Big Think: The Mystery of Memory Series

How are memories created—and destroyed? Why do some of us recall the past vividly, while others retain only a few mental snapshots? Big Think explores these and other questions in an unforgettable series of six videos (four have been made available as of now):


Keeping Memories, and Ourselves, Alive
Tim O’Brien (Novelist): Writing about dead loved ones can’t bring them back—or even preserve their memories, really. But it’s something.


An Attack of Memory?
Siri Hustvedt (Novelist): The bizarre seizure that struck the author at her father’s memorial service launched her on an exploration of neurology, psychology, and the ancient study of buried memory.

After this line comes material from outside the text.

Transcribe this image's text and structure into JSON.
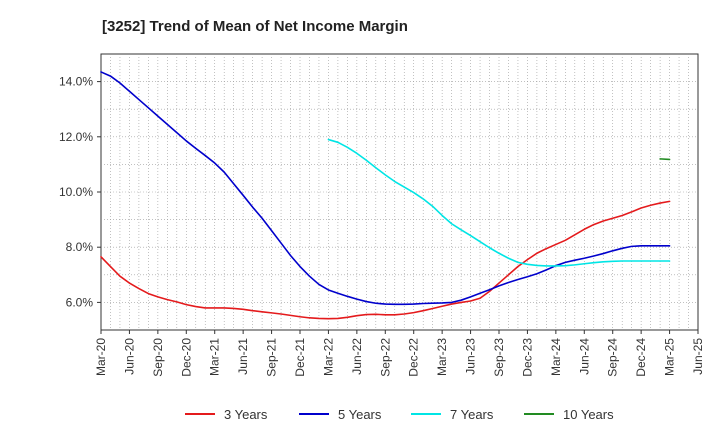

How Memories Are Made, and Lost
Ottavio Arancio (Professor, Taub Institute for Research in Alzheimer’s Disease and the Aging Brain, Columbia University): A protein that scientists once thought was a “piece of garbage in the brain” turns out to play a key role in memory formation. At high concentrations, however, it spells “the beginning of the end for memory.”


Is Multitasking Bad for the Brain?
Gary Small (Professor of Psychiatry and Aging, UCLA School of Medicine): In an age of cell phones, PDAs, and computers, the intense mental stress of continually paying only partial attention may be decreasing our memory capacity.